As has been posted on others sites, tonight at midnight, UTC, the Conficker computer virus is due to start executing. What is Conficker? It’s a computer virus. Here’s what Wikipedia has to say:
Conficker, also known as Downup, Downadup and Kido, is a computer worm that surfaced in October 2008 and targets the Microsoft Windows operating system. The worm exploits a previously patched vulnerability in the Windows Server service used by Windows 2000, Windows XP, Windows Vista, Windows Server 2003, Windows Server 2008, Windows 7 Beta, and Windows Server 2008 R2 Beta. The worm has been unusually difficult for network operators and law enforcement to counter because of its combined use of advanced malware techniques.
What is going to be the payoff of Conficker? Well, it’s a little hard to tell. Pandalabs downplays its potential impact:
Conficker is a malware that creates random URLs everyday and the PCs infected with it check if there is any new available version to download. It does so 250 times a day. What will happen then on April 1st? The last variant creates 50,000 new URLs. We can’t know if any of them will host an update of the malware, its author could host a new version or even some other type of malware.
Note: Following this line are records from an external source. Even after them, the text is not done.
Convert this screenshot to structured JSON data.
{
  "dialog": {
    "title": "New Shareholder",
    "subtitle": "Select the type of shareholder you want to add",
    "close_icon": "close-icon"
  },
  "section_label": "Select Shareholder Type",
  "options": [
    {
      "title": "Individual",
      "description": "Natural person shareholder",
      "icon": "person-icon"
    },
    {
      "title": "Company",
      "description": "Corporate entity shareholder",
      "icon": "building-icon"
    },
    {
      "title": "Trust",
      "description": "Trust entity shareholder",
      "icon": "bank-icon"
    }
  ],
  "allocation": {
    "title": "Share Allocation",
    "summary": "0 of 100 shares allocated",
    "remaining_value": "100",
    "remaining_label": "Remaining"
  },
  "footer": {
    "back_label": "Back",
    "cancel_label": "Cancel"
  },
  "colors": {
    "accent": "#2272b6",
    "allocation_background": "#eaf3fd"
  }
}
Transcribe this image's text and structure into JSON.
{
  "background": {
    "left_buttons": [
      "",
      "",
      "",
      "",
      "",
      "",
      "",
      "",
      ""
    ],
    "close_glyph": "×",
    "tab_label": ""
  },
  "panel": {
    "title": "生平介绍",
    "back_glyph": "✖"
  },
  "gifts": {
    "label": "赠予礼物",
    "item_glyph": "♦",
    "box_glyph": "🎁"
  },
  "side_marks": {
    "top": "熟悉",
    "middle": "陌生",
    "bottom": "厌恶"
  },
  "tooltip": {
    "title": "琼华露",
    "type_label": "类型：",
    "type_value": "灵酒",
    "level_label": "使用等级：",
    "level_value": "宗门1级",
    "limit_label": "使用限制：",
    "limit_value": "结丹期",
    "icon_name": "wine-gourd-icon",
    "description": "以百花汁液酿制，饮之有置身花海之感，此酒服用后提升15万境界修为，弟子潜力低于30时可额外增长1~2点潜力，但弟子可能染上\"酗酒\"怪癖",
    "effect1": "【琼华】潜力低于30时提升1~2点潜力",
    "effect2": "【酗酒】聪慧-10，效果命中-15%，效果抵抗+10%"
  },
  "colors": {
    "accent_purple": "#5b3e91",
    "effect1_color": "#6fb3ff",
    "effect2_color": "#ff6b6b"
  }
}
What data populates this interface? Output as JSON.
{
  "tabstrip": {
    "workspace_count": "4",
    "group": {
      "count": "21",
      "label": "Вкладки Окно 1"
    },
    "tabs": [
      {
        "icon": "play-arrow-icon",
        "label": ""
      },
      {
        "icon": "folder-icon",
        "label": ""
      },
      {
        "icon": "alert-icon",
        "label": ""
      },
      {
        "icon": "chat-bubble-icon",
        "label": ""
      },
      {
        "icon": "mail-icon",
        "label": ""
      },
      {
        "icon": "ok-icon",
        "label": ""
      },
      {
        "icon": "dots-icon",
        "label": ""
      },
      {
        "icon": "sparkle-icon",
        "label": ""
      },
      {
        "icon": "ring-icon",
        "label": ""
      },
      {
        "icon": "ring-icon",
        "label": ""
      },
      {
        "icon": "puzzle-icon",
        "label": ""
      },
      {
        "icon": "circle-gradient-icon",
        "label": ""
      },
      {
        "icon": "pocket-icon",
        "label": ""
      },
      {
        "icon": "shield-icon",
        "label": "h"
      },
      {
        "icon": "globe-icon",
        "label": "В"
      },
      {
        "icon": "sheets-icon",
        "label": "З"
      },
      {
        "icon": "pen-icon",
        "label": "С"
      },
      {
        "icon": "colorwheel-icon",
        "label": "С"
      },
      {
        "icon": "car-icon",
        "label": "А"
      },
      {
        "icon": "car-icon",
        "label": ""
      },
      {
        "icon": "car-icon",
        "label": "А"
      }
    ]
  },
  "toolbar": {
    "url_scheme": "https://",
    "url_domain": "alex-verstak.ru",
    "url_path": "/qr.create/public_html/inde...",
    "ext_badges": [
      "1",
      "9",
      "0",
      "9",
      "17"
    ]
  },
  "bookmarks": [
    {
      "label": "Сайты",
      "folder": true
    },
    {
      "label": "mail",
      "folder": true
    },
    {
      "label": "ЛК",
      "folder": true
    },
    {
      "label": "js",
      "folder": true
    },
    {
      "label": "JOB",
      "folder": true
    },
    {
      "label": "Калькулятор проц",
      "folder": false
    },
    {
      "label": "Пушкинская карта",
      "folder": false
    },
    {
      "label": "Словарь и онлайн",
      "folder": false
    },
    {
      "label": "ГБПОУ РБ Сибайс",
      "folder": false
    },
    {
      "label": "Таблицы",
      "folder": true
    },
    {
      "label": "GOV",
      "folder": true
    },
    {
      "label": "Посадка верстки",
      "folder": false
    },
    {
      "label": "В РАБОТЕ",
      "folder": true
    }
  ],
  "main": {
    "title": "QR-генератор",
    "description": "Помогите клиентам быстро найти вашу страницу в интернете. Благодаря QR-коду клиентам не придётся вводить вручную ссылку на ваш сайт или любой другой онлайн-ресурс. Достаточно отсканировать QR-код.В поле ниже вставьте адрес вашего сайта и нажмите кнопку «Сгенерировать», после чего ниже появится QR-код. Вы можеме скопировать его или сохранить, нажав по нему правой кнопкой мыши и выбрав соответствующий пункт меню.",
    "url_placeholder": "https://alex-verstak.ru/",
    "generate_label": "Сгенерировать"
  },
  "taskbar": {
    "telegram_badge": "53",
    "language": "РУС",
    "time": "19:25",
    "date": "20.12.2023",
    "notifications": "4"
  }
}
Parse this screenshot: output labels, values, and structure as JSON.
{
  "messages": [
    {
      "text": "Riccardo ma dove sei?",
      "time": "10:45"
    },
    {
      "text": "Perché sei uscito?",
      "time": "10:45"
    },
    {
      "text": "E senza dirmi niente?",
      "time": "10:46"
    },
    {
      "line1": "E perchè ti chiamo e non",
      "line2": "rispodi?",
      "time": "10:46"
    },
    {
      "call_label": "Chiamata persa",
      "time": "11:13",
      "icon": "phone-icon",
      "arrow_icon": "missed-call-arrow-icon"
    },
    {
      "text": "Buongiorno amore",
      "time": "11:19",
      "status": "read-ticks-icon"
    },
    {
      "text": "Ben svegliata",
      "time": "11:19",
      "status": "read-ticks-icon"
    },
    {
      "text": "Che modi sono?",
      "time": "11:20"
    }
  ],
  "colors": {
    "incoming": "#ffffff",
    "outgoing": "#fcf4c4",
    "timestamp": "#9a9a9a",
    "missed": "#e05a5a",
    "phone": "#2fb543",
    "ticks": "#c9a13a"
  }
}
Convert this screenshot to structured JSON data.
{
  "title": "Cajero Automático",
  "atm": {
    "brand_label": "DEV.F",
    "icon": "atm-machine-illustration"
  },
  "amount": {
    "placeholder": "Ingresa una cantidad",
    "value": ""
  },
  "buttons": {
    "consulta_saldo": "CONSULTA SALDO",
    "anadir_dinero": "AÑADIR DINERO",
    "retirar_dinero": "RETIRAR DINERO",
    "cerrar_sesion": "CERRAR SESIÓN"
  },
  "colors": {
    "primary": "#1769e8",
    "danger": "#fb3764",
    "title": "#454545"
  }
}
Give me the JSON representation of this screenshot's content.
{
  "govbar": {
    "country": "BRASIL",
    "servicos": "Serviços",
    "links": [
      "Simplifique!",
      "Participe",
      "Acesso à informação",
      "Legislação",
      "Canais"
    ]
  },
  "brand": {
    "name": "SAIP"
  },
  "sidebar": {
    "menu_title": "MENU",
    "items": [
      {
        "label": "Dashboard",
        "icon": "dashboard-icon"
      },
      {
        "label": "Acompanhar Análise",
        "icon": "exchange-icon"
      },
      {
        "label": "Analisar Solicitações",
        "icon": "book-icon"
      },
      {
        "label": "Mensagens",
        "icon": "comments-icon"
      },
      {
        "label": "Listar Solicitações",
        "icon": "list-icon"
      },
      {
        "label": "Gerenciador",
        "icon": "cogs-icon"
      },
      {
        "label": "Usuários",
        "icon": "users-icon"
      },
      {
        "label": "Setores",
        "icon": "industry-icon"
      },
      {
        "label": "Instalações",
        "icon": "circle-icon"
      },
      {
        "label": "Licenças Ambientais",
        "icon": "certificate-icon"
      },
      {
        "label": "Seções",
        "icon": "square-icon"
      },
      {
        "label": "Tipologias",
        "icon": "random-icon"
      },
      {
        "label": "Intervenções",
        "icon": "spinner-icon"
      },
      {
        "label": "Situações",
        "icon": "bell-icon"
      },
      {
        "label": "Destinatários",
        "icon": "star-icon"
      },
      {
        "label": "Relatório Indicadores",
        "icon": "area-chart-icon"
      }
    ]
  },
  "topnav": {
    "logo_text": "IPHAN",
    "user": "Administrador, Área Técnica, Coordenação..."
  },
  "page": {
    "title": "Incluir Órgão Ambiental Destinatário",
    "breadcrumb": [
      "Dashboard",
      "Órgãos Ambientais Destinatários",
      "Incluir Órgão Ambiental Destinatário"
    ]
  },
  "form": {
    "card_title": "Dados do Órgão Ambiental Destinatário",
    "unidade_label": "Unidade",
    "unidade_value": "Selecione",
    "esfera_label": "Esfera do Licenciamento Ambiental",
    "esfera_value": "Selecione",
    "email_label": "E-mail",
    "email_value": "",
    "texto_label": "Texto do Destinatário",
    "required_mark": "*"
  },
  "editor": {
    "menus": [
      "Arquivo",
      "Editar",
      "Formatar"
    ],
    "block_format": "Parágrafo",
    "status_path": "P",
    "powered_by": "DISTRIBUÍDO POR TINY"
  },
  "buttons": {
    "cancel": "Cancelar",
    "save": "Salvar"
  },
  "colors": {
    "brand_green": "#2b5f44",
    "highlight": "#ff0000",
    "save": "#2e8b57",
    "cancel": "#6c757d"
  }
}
Another question posed is if it’s really more dangerous than other types of malware. The answer is no, it’s not more dangerous, though its update functionality leaves a door open to new attacks that could be more dangerous. Its success lies in having exploited a recent MS vulnerability to distribute itself, and that’s why, it has reached many PCs.
Finally, an article on CNN illustrates its probable motive:
The program could delete all of the files on a person’s computer, use zombie PCs — those controlled by a master — to overwhelm and shut down Web sites or monitor a person’s keyboard strokes to collect private information like passwords or bank account information, experts said.
More likely, though, the virus may try to get computer users to buy fake software or spend money on other phony products.
Experts said computer hackers largely have moved away from showboating and causing random trouble. They now usually try to make money off their viral programs
That’s what I tend to lean towards. If the last variant of the virus created 50,000 URLs per day, then what could these URLs be used for? I can think of two likely possibilities.
- Updates – Like everyone else, with a lot of different web sites to download from, it is difficult for registrars and antispam vendors to shut all of these down or have updates for each of them. The standard operating procedure to infect your PC is for a botnet army to send out a spoofing email with a link to a web page.
Thus, if this does turn out to be a non-event then I would expect to see an army of social networking spoofs, e-card spoofs or news article spoofs. These would be something to intrigue the reader and get them to click on the link. Once they do, they download a piece of malware and just like that, their PC is infected.
This is a pretty typical spammer attack and is not at all out of the ordinary.
- Spamware – The other attack vector I can think of is a short message touting a product with a link to a message. Whether the message is in English, Russian or German, you would see something like "Get a new iPod mini!" in the subject line with a similar body text, and then see a link to acquire the product.
Again, this is a very common spamming tactic, it’s old hat. It is one that has been used for years.
Those would be my guesses as the most likely outcomes of this virus. Whether or not anything actually comes to fruition is still to be seen, but for now, the amount of media attention this is getting should make it a little easier to contain and defend against.